Systematic reviews report preoperative depression to be associated with increased pain38 and disability39 after LSS surgery. We found that patients reporting depression or elevated risk of depression were twice as likely (OR = 1.82–2.15) to have a poor outcome. Previous spine surgery and a preoperative ASA score greater than two have been associated with greater 12-month disability after LSS surgery.40 While we found similar associations between these factors and clinical outcome, the relationships were not consistent between the different outcome models, indicating that the relevance of prior surgery and ASA score may be outcome specific.

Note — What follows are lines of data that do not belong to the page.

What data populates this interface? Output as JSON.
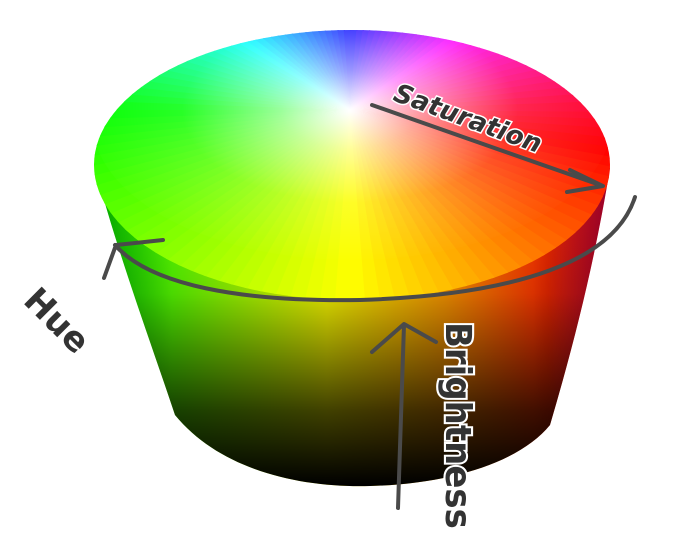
{
  "diagram": {
    "labels": {
      "saturation": "Saturation",
      "hue": "Hue",
      "brightness": "Brightness"
    },
    "colors": {
      "arrow": "#4a4a4a",
      "label_fill": "#333333",
      "label_outline": "#ffffff",
      "background": "#ffffff"
    },
    "hue_wheel": [
      {
        "hue": "red",
        "color": "#ff0000"
      },
      {
        "hue": "yellow",
        "color": "#ffff00"
      },
      {
        "hue": "green",
        "color": "#00ff00"
      },
      {
        "hue": "cyan",
        "color": "#00ffff"
      },
      {
        "hue": "blue",
        "color": "#0000ff"
      },
      {
        "hue": "magenta",
        "color": "#ff00ff"
      }
    ]
  }
}
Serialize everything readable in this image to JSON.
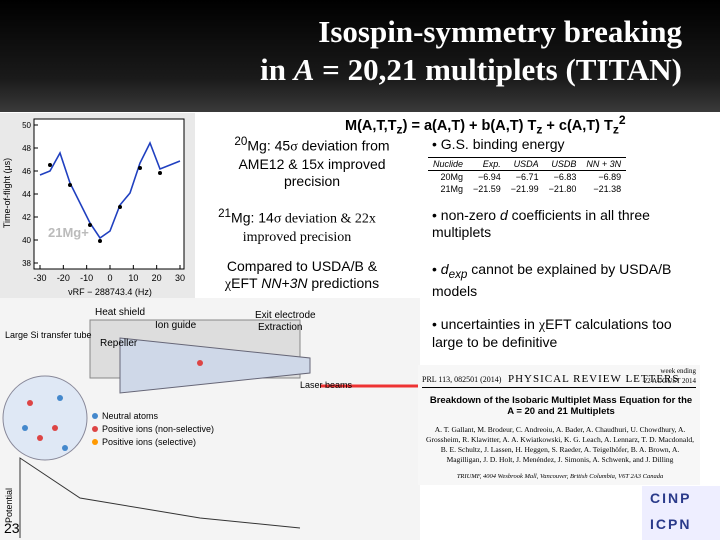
{
  "title": {
    "line1": "Isospin-symmetry breaking",
    "line2": [
      "in ",
      "A",
      " = 20,21 multiplets (TITAN)"
    ]
  },
  "equation": [
    "M(A,T,T",
    "z",
    ") = a(A,T) + b(A,T) T",
    "z",
    " + c(A,T) T",
    "z",
    "2"
  ],
  "notes": [
    [
      "20",
      "Mg: 45",
      "σ",
      " deviation from AME12 & 15x improved precision"
    ],
    [
      "21",
      "Mg: 14",
      "σ",
      " deviation & 22x improved precision"
    ],
    [
      "Compared to USDA/B & ",
      "χ",
      "EFT ",
      "NN+3N",
      " predictions"
    ]
  ],
  "bullets": [
    [
      "• G.S. binding energy"
    ],
    [
      "• non-zero ",
      "d",
      " coefficients in all three multiplets"
    ],
    [
      "• ",
      "d",
      "exp",
      " cannot be explained by USDA/B models"
    ],
    [
      "• uncertainties in ",
      "χ",
      "EFT calculations too large to be definitive"
    ]
  ],
  "table": {
    "header": [
      "Nuclide",
      "Exp.",
      "USDA",
      "USDB",
      "NN + 3N"
    ],
    "rows": [
      [
        "20Mg",
        "−6.94",
        "−6.71",
        "−6.83",
        "−6.89"
      ],
      [
        "21Mg",
        "−21.59",
        "−21.99",
        "−21.80",
        "−21.38"
      ]
    ]
  },
  "plot": {
    "ylabel": "Time-of-flight (μs)",
    "xlabel": "νRF − 288743.4 (Hz)",
    "species": "21Mg+",
    "yticks": [
      50,
      48,
      46,
      44,
      42,
      40,
      38
    ],
    "xticks": [
      -30,
      -20,
      -10,
      0,
      10,
      20,
      30
    ]
  },
  "diagram": {
    "labels": [
      "Heat shield",
      "Repeller",
      "Ion guide",
      "Exit electrode",
      "Extraction",
      "Laser beams",
      "Large Si transfer tube",
      "Potential"
    ],
    "legend": [
      "Neutral atoms",
      "Positive ions (non-selective)",
      "Positive ions (selective)"
    ]
  },
  "paper": {
    "citation": "PRL 113, 082501 (2014)",
    "journal": "PHYSICAL REVIEW LETTERS",
    "week": "week ending",
    "date": "22 AUGUST 2014",
    "title": "Breakdown of the Isobaric Multiplet Mass Equation for the A = 20 and 21 Multiplets",
    "authors": "A. T. Gallant, M. Brodeur, C. Andreoiu, A. Bader, A. Chaudhuri, U. Chowdhury, A. Grossheim, R. Klawitter, A. A. Kwiatkowski, K. G. Leach, A. Lennarz, T. D. Macdonald, B. E. Schultz, J. Lassen, H. Heggen, S. Raeder, A. Teigelhöfer, B. A. Brown, A. Magilligan, J. D. Holt, J. Menéndez, J. Simonis, A. Schwenk, and J. Dilling",
    "affiliation": "TRIUMF, 4004 Wesbrook Mall, Vancouver, British Columbia, V6T 2A3 Canada"
  },
  "page_number": "23",
  "logo": [
    "CINP",
    "ICPN"
  ]
}
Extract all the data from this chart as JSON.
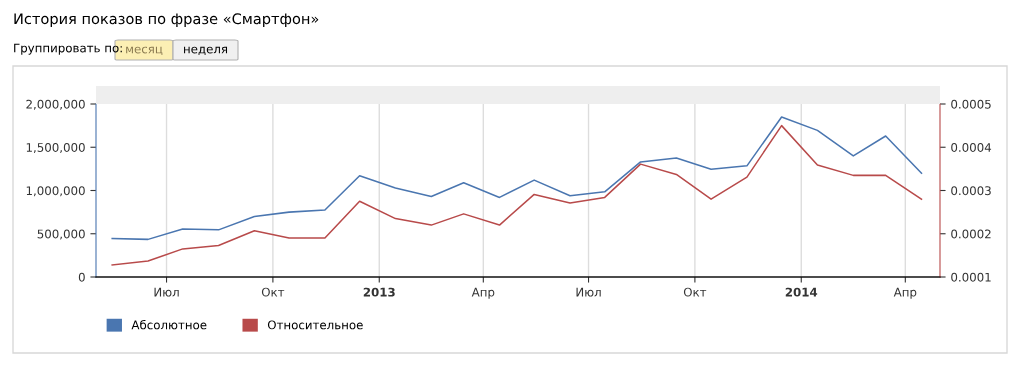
{
  "chart_data": {
    "type": "line",
    "title": "История показов по фразе «Смартфон»",
    "annotations": [
      "Группировать по:",
      "месяц",
      "неделя"
    ],
    "x": [
      "2012-05-15",
      "2012-06-15",
      "2012-07-15",
      "2012-08-15",
      "2012-09-15",
      "2012-10-15",
      "2012-11-15",
      "2012-12-15",
      "2013-01-15",
      "2013-02-15",
      "2013-03-15",
      "2013-04-15",
      "2013-05-15",
      "2013-06-15",
      "2013-07-15",
      "2013-08-15",
      "2013-09-15",
      "2013-10-15",
      "2013-11-15",
      "2013-12-15",
      "2014-01-15",
      "2014-02-15",
      "2014-03-15",
      "2014-04-15"
    ],
    "series": [
      {
        "name": "Абсолютное",
        "color": "#4a76b0",
        "values": [
          445000,
          435000,
          555000,
          545000,
          700000,
          750000,
          775000,
          1170000,
          1030000,
          930000,
          1090000,
          920000,
          1120000,
          940000,
          985000,
          1330000,
          1375000,
          1245000,
          1285000,
          1850000,
          1695000,
          1400000,
          1630000,
          1200000
        ]
      },
      {
        "name": "Относительное",
        "color": "#b84a4a",
        "axis": "y2",
        "values": [
          0.000128,
          0.000137,
          0.000165,
          0.000173,
          0.000207,
          0.00019,
          0.00019,
          0.000275,
          0.000235,
          0.00022,
          0.000246,
          0.00022,
          0.000291,
          0.000271,
          0.000284,
          0.000361,
          0.000337,
          0.00028,
          0.000331,
          0.00045,
          0.000359,
          0.000335,
          0.000335,
          0.00028
        ]
      }
    ],
    "xlim": [
      "2012-05-01",
      "2014-05-01"
    ],
    "xticks": [
      {
        "value": "2012-07-01",
        "label": "Июл"
      },
      {
        "value": "2012-10-01",
        "label": "Окт"
      },
      {
        "value": "2013-01-01",
        "label": "2013"
      },
      {
        "value": "2013-04-01",
        "label": "Апр"
      },
      {
        "value": "2013-07-01",
        "label": "Июл"
      },
      {
        "value": "2013-10-01",
        "label": "Окт"
      },
      {
        "value": "2014-01-01",
        "label": "2014"
      },
      {
        "value": "2014-04-01",
        "label": "Апр"
      }
    ],
    "ylim": [
      0,
      2000000
    ],
    "yticks": [
      0,
      {
        "value": 500000,
        "label": "500,000"
      },
      {
        "value": 1000000,
        "label": "1,000,000"
      },
      {
        "value": 1500000,
        "label": "1,500,000"
      },
      {
        "value": 2000000,
        "label": "2,000,000"
      }
    ],
    "y2lim": [
      0.0001,
      0.0005
    ],
    "y2ticks": [
      0.0001,
      0.0002,
      0.0003,
      0.0004,
      0.0005
    ],
    "grid": "x",
    "legend": "bottom left",
    "marker": "none",
    "line_style": "solid"
  }
}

One prospective study reported modest differences in pain and disability (8–9/100 points) between normal-weight and obese patients 2 years after surgery for LSS,41 while another study reported no association between body mass index and clinical outcome.40 Our results did not indicate preoperative overweight or obesity status to be predictors of postoperative leg pain or overall outcome trajectories. Similarly, a recent study reported small differences in disability (4.2/100 points) among smokers and non-smokers 1 year after micro-decompression for LSS,42 while we found no association between smoking/use of nicotine products and outcome. Differences in study populations or measurement protocols may explain the conflicting results.

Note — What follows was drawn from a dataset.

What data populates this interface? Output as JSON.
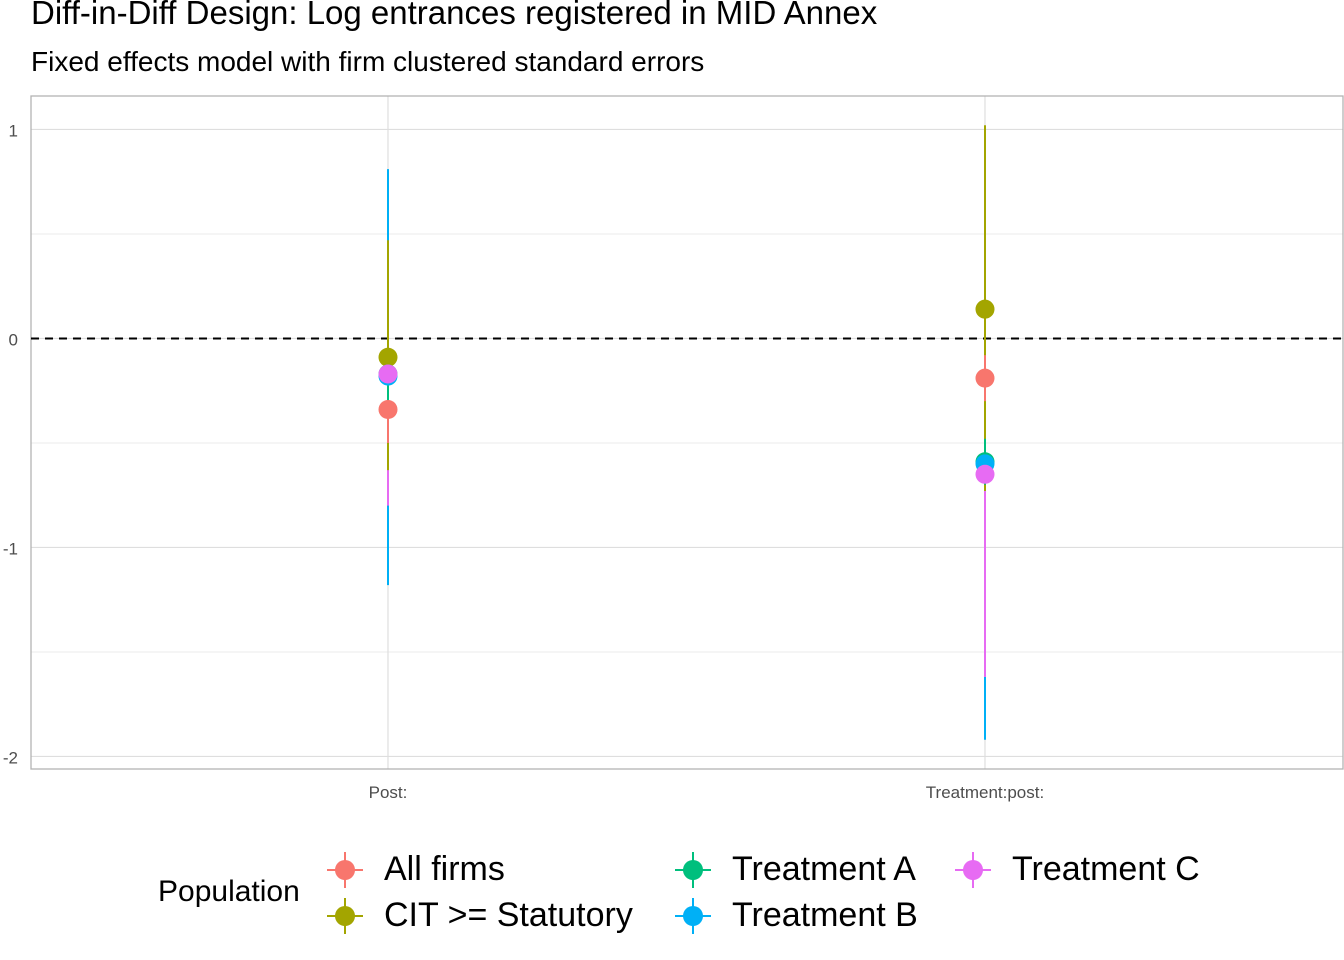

This study had several strengths and weaknesses. We included patient data from a national spine surgery registry that utilizes standardized patient-centered outcomes. Outcome trajectories were modeled with novel person-centered statistical techniques, including a composite outcome model that may better reflect the complex postoperative pain and disability experiences of patients. Although we were able to estimate missing outcome data, between-center procedural differences in the collection of prognostic information resulted in missing data for some predictors. Because of the systematic mechanism of missing data, we were unable to impute missing information, and this may have increased the risk of overfitting in some models. Although observational designs are appropriate for the identification of outcome predictors, future randomized trials are needed to evaluate the ability of the factors to modify the effects of surgery. Finally, we were unable to assess the outcomes associated with some specific surgical techniques (e.g., osteotomy, lumbopelvic fusion). However, evidence to date shows no differences between different types of surgery.43
- In this longitudinal study of 529 patients with symptomatic degenerative lumbar spinal stenosis, approximately one in three patients were classified as experiencing a poor outcome following surgery.
- Demographic, health, and clinical factors were more predictive of clinical outcome than surgery-related factors.
- The identification of preoperative factors that predict clinical outcome may assist surgeons with patient selection and inform shared decision-making for patients with symptomatic degenerative lumbar spinal stenosis.